En cuanto hubo ascendido lo suficiente miró hacia la proa. Por lo visto, había acertado: la escotilla estaba abierta y Mickey no se veía por parte alguna. Harry no se paró a mirar con más atención, sino que atravesó a toda prisa la cubierta de vuelo y se introdujo en la zona de las bodegas. Cerró la puerta a su espalda con sigilo y volvió a respirar.

La última vez había registrado la bodega de estribor. Ahora, probaría en la de babor.

Supo al instante que estaba de suerte. Vio en medio de la bodega un enorme baúl, forrado de piel verde y dorada, con brillantes esquineras de metal. Estaba seguro de que pertenecía a lady Oxenford. Consultó la etiqueta: no llevaba ningún nombre, pero la dirección era The Manor, Oxenford, Berkshire.

—Bingo —dijo en voz baja.

Lo aseguraba un simple candado, que abrió con su navaja. Aparte del candado, contaba con seis cierres de metal que no estaban cerrados con llave. Los soltó todos.

El baúl estaba pensado para ser utilizado como guardarropa en el camarote de un transatlántico. Harry lo puso vertical y lo abrió. Se dividía en dos espaciosos compartimentos. A un lado había una barra con perchas, de las que colgaban trajes y chaquetas, con un pequeño hueco para zapatos en el fondo. El otro contenía seis cajones.

Harry registró primero los cajones. Estaban hechos de madera liviana recubierta de piel y forrados de terciopelo. Lady Oxenford tenía blusas de seda, jerseys de cachemira, ropa interior de encaje y cinturones de piel de cocodrilo.

En la otra parte, la parte superior del baúl se alzaba como una tapa, y se sacaba la barra para poder coger con más facilidad los vestidos. Harry palpó cada prenda y los costados del baúl.

Por fin, abrió el compartimento de los zapatos. Sólo contenía zapatos.

Estaba abatido. Confiaba ciegamente en que la mujer se habría llevado sus joyas, pero tal vez existía alguna equivocación en su razonamiento.

Era demasiado pronto para abandonar las esperanzas.

Su primer impulso fue registrar el resto del equipaje de los Oxenford, pero prefirió reflexionar. Si tuviera que transportar joyas de incalculable valor en un equipaje consignado, pensó, intentaría esconderlas en alguna parte.

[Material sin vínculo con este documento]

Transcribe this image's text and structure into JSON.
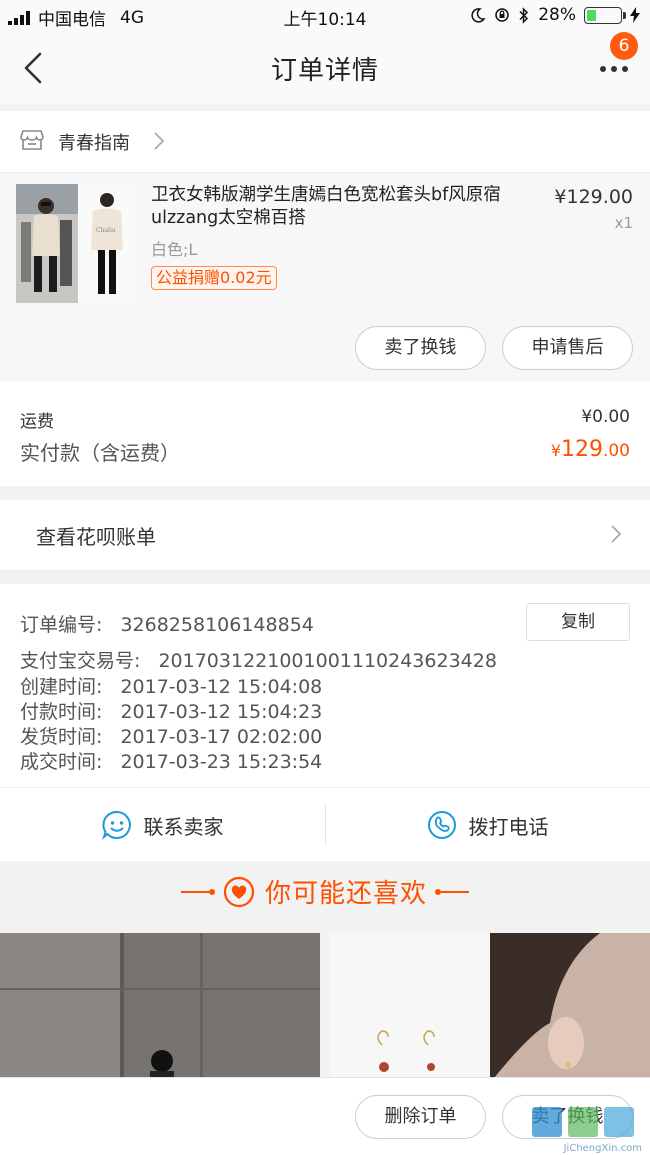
{
  "status_bar": {
    "carrier": "中国电信",
    "network": "4G",
    "time": "上午10:14",
    "battery": "28%",
    "battery_level": 0.28
  },
  "nav": {
    "title": "订单详情",
    "badge": "6"
  },
  "shop": {
    "name": "青春指南"
  },
  "item": {
    "title": "卫衣女韩版潮学生唐嫣白色宽松套头bf风原宿ulzzang太空棉百搭",
    "price": "¥129.00",
    "qty": "x1",
    "sku": "白色;L",
    "tag": "公益捐赠0.02元",
    "buttons": [
      "卖了换钱",
      "申请售后"
    ]
  },
  "fee": {
    "shipping_label": "运费",
    "shipping_value": "¥0.00",
    "paid_label": "实付款（含运费）",
    "paid_currency": "¥",
    "paid_int": "129",
    "paid_dec": ".00"
  },
  "huabei": {
    "label": "查看花呗账单"
  },
  "order_info": {
    "copy_label": "复制",
    "rows": [
      {
        "k": "订单编号:",
        "v": "3268258106148854"
      },
      {
        "k": "支付宝交易号:",
        "v": "2017031221001001110243623428"
      },
      {
        "k": "创建时间:",
        "v": "2017-03-12 15:04:08"
      },
      {
        "k": "付款时间:",
        "v": "2017-03-12 15:04:23"
      },
      {
        "k": "发货时间:",
        "v": "2017-03-17 02:02:00"
      },
      {
        "k": "成交时间:",
        "v": "2017-03-23 15:23:54"
      }
    ]
  },
  "contact": {
    "seller": "联系卖家",
    "phone": "拨打电话"
  },
  "recommend": {
    "title": "你可能还喜欢"
  },
  "bottom": {
    "delete": "删除订单",
    "sell": "卖了换钱"
  },
  "watermark": {
    "text": "JiChengXin.com"
  },
  "colors": {
    "accent": "#ff5000",
    "badge": "#ff5b0f",
    "contact_icon": "#1a9bd7"
  },
  "icons": [
    "back-arrow-icon",
    "more-dots-icon",
    "shop-icon",
    "chevron-right-icon",
    "smile-chat-icon",
    "phone-icon",
    "heart-icon"
  ]
}
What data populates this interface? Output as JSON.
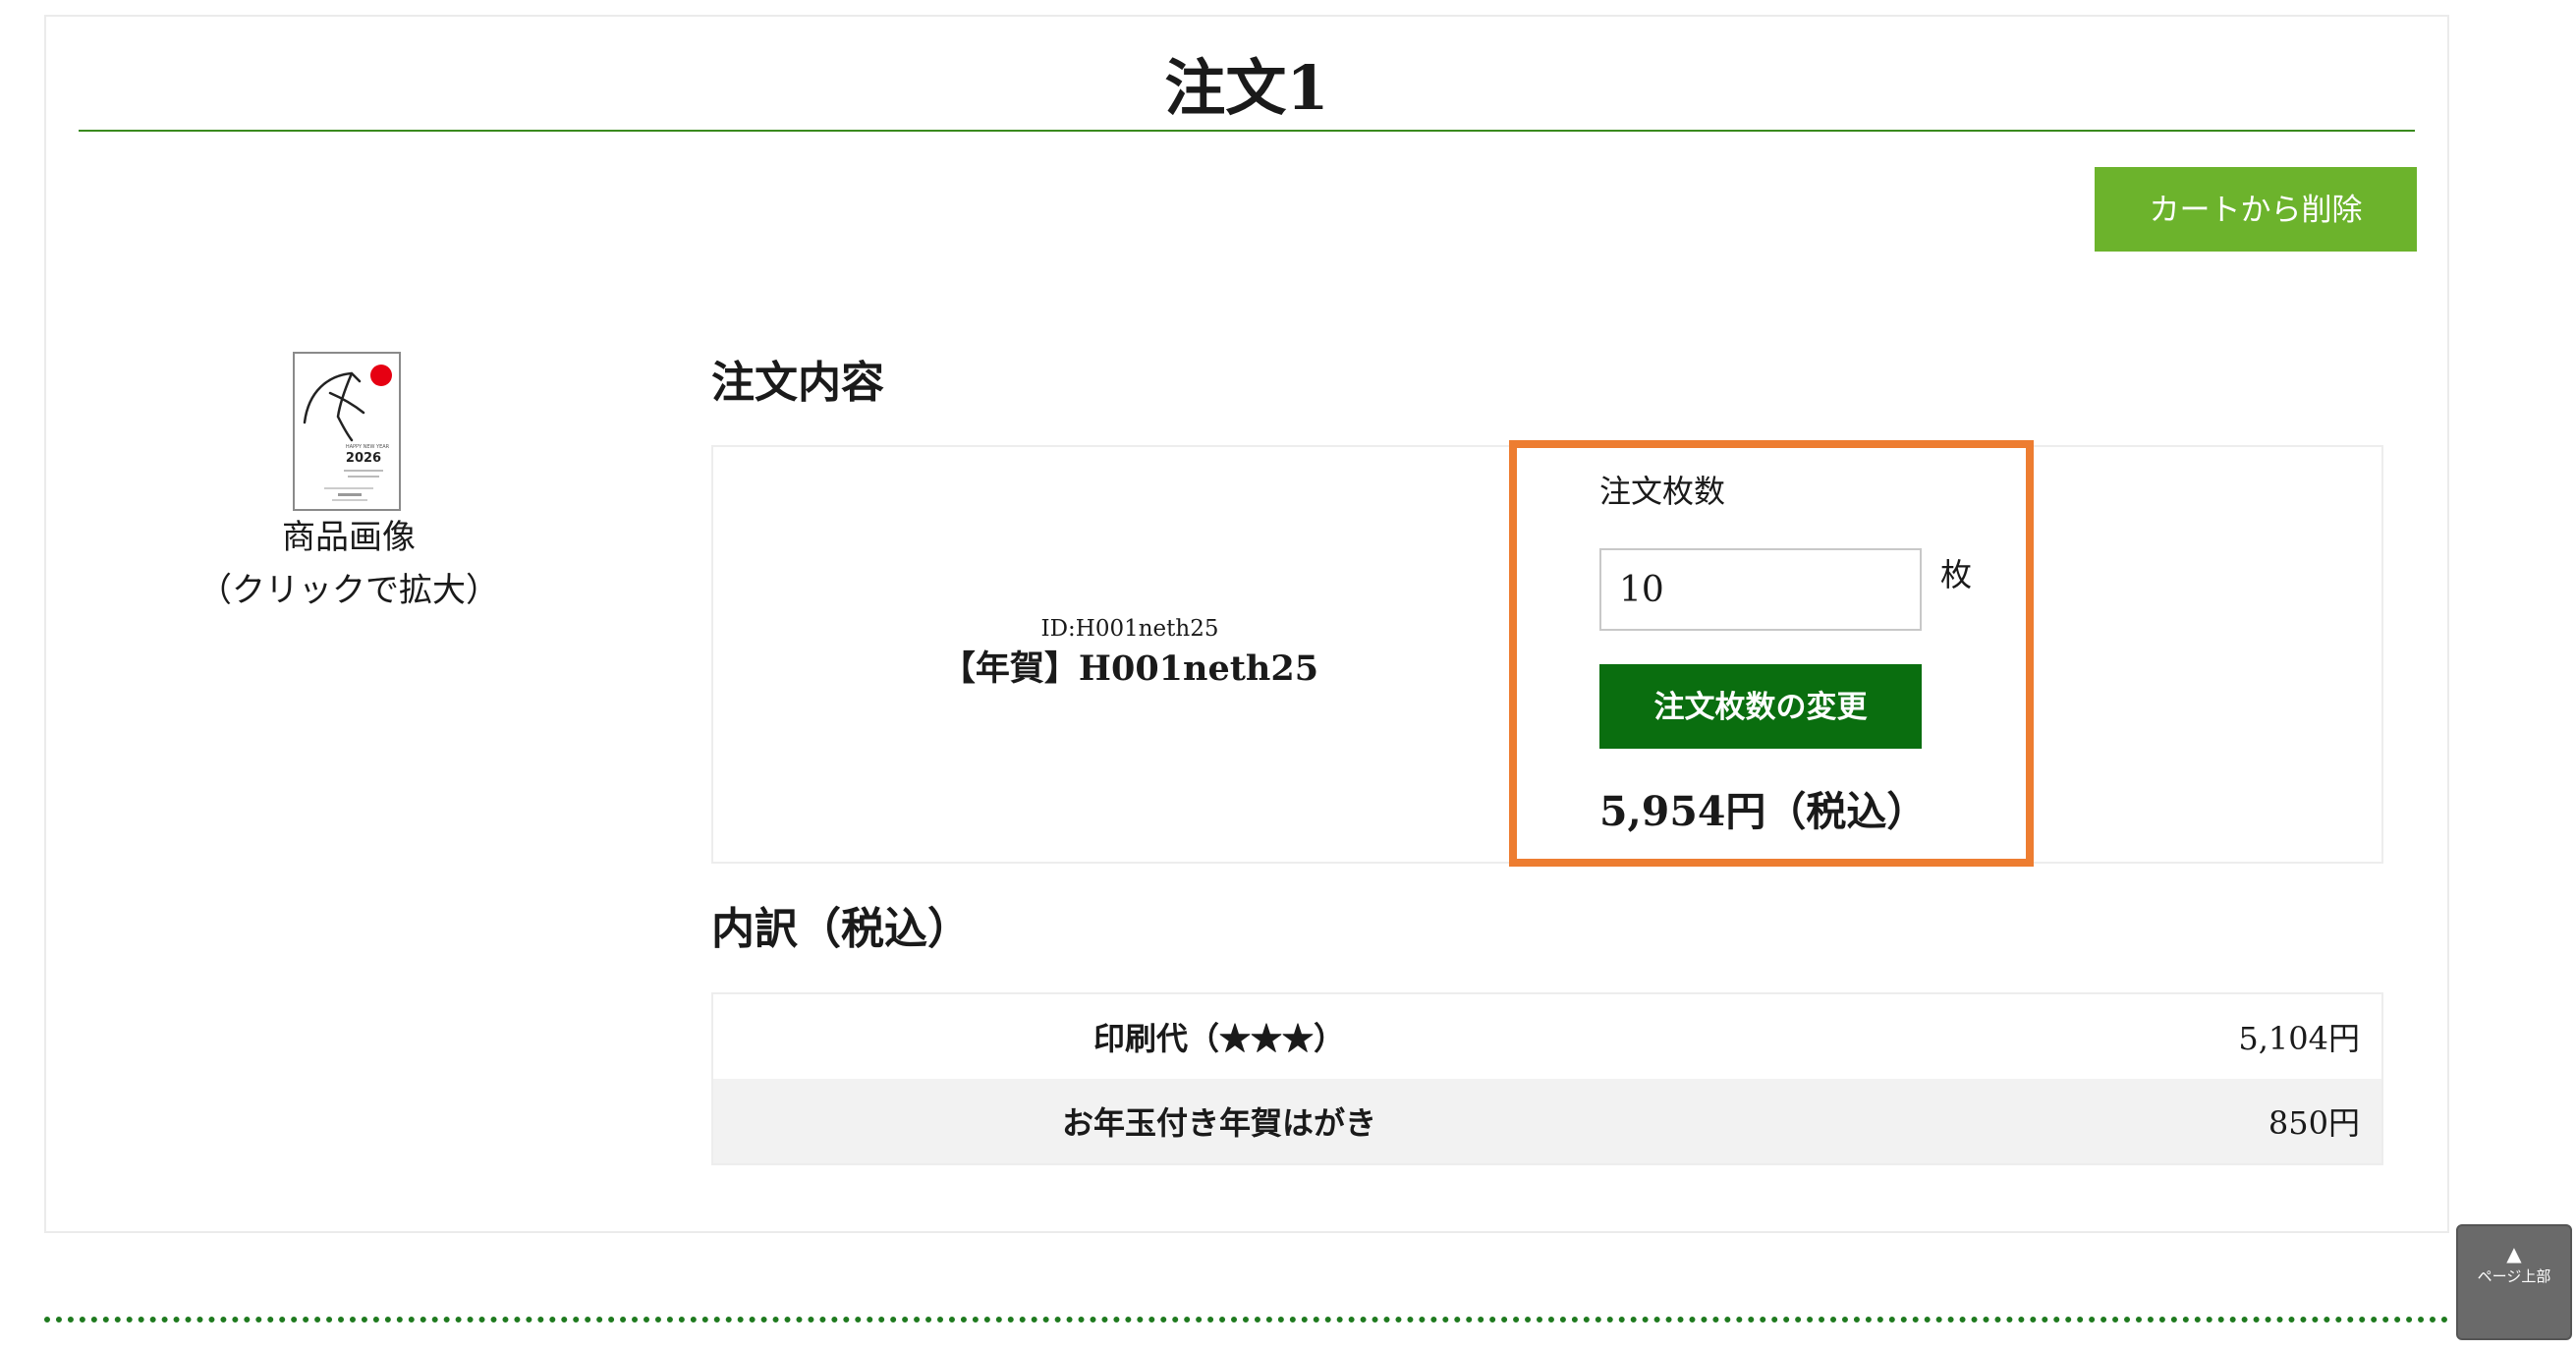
{
  "header": {
    "title": "注文1"
  },
  "actions": {
    "remove_from_cart": "カートから削除"
  },
  "product_image": {
    "caption_line1": "商品画像",
    "caption_line2": "（クリックで拡大）",
    "card_year": "2026"
  },
  "order_content": {
    "heading": "注文内容",
    "product_id": "ID:H001neth25",
    "product_name": "【年賀】H001neth25",
    "quantity_label": "注文枚数",
    "quantity_value": "10",
    "quantity_unit": "枚",
    "change_quantity_button": "注文枚数の変更",
    "total": "5,954円（税込）"
  },
  "breakdown": {
    "heading": "内訳（税込）",
    "rows": [
      {
        "item": "印刷代（★★★）",
        "price": "5,104円"
      },
      {
        "item": "お年玉付き年賀はがき",
        "price": "850円"
      }
    ]
  },
  "page_top": {
    "arrow": "▲",
    "label": "ページ上部"
  },
  "colors": {
    "remove_button": "#6cb32c",
    "change_button": "#0a6e0f",
    "highlight_border": "#ed7d31",
    "title_rule": "#3a8a1e"
  }
}
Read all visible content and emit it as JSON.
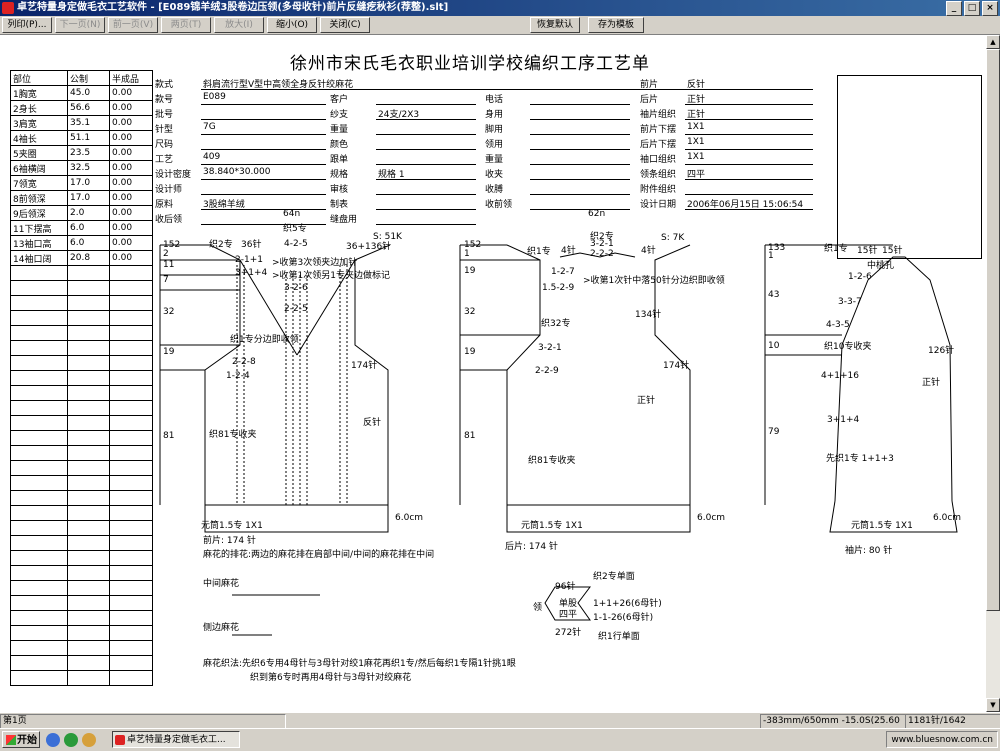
{
  "window": {
    "title": "卓艺特量身定做毛衣工艺软件 - [E089锦羊绒3股卷边压领(多母收针)前片反缝疙秋衫(荐整).slt]",
    "controls": [
      "_",
      "□",
      "×"
    ]
  },
  "toolbar": {
    "buttons": [
      {
        "label": "列印(P)...",
        "enabled": true
      },
      {
        "label": "下一页(N)",
        "enabled": false
      },
      {
        "label": "前一页(V)",
        "enabled": false
      },
      {
        "label": "两页(T)",
        "enabled": false
      },
      {
        "label": "放大(I)",
        "enabled": false
      },
      {
        "label": "缩小(O)",
        "enabled": true
      },
      {
        "label": "关闭(C)",
        "enabled": true
      },
      {
        "label": "恢复默认",
        "enabled": true
      },
      {
        "label": "存为模板",
        "enabled": true
      }
    ]
  },
  "sheet": {
    "title": "徐州市宋氏毛衣职业培训学校编织工序工艺单",
    "size_table": {
      "headers": [
        "部位",
        "公制",
        "半成品"
      ],
      "rows": [
        [
          "1胸宽",
          "45.0",
          "0.00"
        ],
        [
          "2身长",
          "56.6",
          "0.00"
        ],
        [
          "3肩宽",
          "35.1",
          "0.00"
        ],
        [
          "4袖长",
          "51.1",
          "0.00"
        ],
        [
          "5夹圈",
          "23.5",
          "0.00"
        ],
        [
          "6袖横阔",
          "32.5",
          "0.00"
        ],
        [
          "7领宽",
          "17.0",
          "0.00"
        ],
        [
          "8前领深",
          "17.0",
          "0.00"
        ],
        [
          "9后领深",
          "2.0",
          "0.00"
        ],
        [
          "11下摆高",
          "6.0",
          "0.00"
        ],
        [
          "13袖口高",
          "6.0",
          "0.00"
        ],
        [
          "14袖口阔",
          "20.8",
          "0.00"
        ]
      ]
    },
    "info": [
      {
        "label": "款式",
        "value": "斜肩流行型V型中高领全身反针绞麻花"
      },
      {
        "label": "款号",
        "value": "E089"
      },
      {
        "label": "批号",
        "value": ""
      },
      {
        "label": "针型",
        "value": "7G"
      },
      {
        "label": "尺码",
        "value": ""
      },
      {
        "label": "工艺",
        "value": "409"
      },
      {
        "label": "设计密度",
        "value": "38.840*30.000"
      },
      {
        "label": "设计师",
        "value": ""
      },
      {
        "label": "原料",
        "value": "3股绵羊绒"
      },
      {
        "label": "收后领",
        "value": ""
      }
    ],
    "info_mid": [
      {
        "label": "客户",
        "value": ""
      },
      {
        "label": "纱支",
        "value": "24支/2X3"
      },
      {
        "label": "重量",
        "value": ""
      },
      {
        "label": "颜色",
        "value": ""
      },
      {
        "label": "跟单",
        "value": ""
      },
      {
        "label": "规格",
        "value": "规格 1"
      },
      {
        "label": "审核",
        "value": ""
      },
      {
        "label": "制表",
        "value": ""
      },
      {
        "label": "缝盘用",
        "value": ""
      }
    ],
    "info_right_labels": [
      "电话",
      "身用",
      "脚用",
      "领用",
      "重量",
      "收夹",
      "收膊",
      "收前领"
    ],
    "info_far": [
      {
        "label": "前片",
        "value": "反针"
      },
      {
        "label": "后片",
        "value": "正针"
      },
      {
        "label": "袖片组织",
        "value": "正针"
      },
      {
        "label": "前片下摆",
        "value": "1X1"
      },
      {
        "label": "后片下摆",
        "value": "1X1"
      },
      {
        "label": "袖口组织",
        "value": "1X1"
      },
      {
        "label": "领条组织",
        "value": "四平"
      },
      {
        "label": "附件组织",
        "value": ""
      },
      {
        "label": "设计日期",
        "value": "2006年06月15日 15:06:54"
      }
    ],
    "front": {
      "caption": "前片: 174 针",
      "top_cm": "64n",
      "labels": [
        "152",
        "2",
        "11",
        "7",
        "32",
        "19",
        "81",
        "织2专",
        "36针",
        "4-2-5",
        "36+136针",
        "S: 51K",
        "织5专",
        "2-1+1",
        "3+1+4",
        ">收第3次领夹边加针",
        ">收第1次领另1专夹边做标记",
        "3-2-6",
        "2-2-5",
        "织1专分边即收领",
        "2-2-8",
        "1-2-4",
        "174针",
        "反针",
        "织81专收夹",
        "元筒1.5专 1X1",
        "6.0cm"
      ]
    },
    "back": {
      "caption": "后片: 174 针",
      "top_cm": "62n",
      "labels": [
        "152",
        "1",
        "19",
        "32",
        "19",
        "81",
        "织1专",
        "4针",
        "织2专",
        "3-2-1",
        "2-2-2",
        "4针",
        "S: 7K",
        "1-2-7",
        ">收第1次针中落50针分边织即收领",
        "1.5-2-9",
        "134针",
        "织32专",
        "3-2-1",
        "2-2-9",
        "174针",
        "正针",
        "织81专收夹",
        "元筒1.5专 1X1",
        "6.0cm"
      ]
    },
    "sleeve": {
      "caption": "袖片: 80 针",
      "labels": [
        "133",
        "1",
        "43",
        "10",
        "79",
        "织1专",
        "15针",
        "15针",
        "中桃孔",
        "1-2-6",
        "3-3-7",
        "4-3-5",
        "织10专收夹",
        "126针",
        "4+1+16",
        "正针",
        "3+1+4",
        "先织1专 1+1+3",
        "元筒1.5专 1X1",
        "6.0cm"
      ]
    },
    "notes": {
      "mahua_layout": "麻花的排花:两边的麻花排在肩部中间/中间的麻花排在中间",
      "center_mahua": "中间麻花",
      "side_mahua": "侧边麻花",
      "mahua_method_1": "麻花织法:先织6专用4母针与3母针对绞1麻花再织1专/然后每织1专隔1针挑1眼",
      "mahua_method_2": "织到第6专时再用4母针与3母针对绞麻花"
    },
    "collar": {
      "top_count": "96针",
      "top_note": "织2专单面",
      "label": "领",
      "mid1": "单股",
      "mid2": "四平",
      "f1": "1+1+26(6母针)",
      "f2": "1-1-26(6母针)",
      "bottom_count": "272针",
      "bottom_note": "织1行单面"
    }
  },
  "status": {
    "page": "第1页",
    "coords": "-383mm/650mm  -15.0S(25.60",
    "right": "1181针/1642"
  },
  "taskbar": {
    "start": "开始",
    "task": "卓艺特量身定做毛衣工...",
    "watermark": "www.bluesnow.com.cn"
  }
}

Y sería más fácil ocultarlas en un bául que en una maleta de tamaño normal.

Decidió mirar otra vez.

Empezó con el compartimento de las perchas. Deslizó una mano por dentro del baúl y otra por fuera, intentando calcular el espesor de los lados; si detectaba algo anormal, significaría que había un compartimento secreto. No encontró nada extraño. Se volvió hacia el otro lado y sacó los cajones por completo…

Y encontró el escondrijo.

Su corazón latió a mayor velocidad.

En la parte posterior del baúl habían pegado con esparadrapo un gran sobre de papel manila y una cartera de piel. —Aficionados —dijo, meneando la cabeza.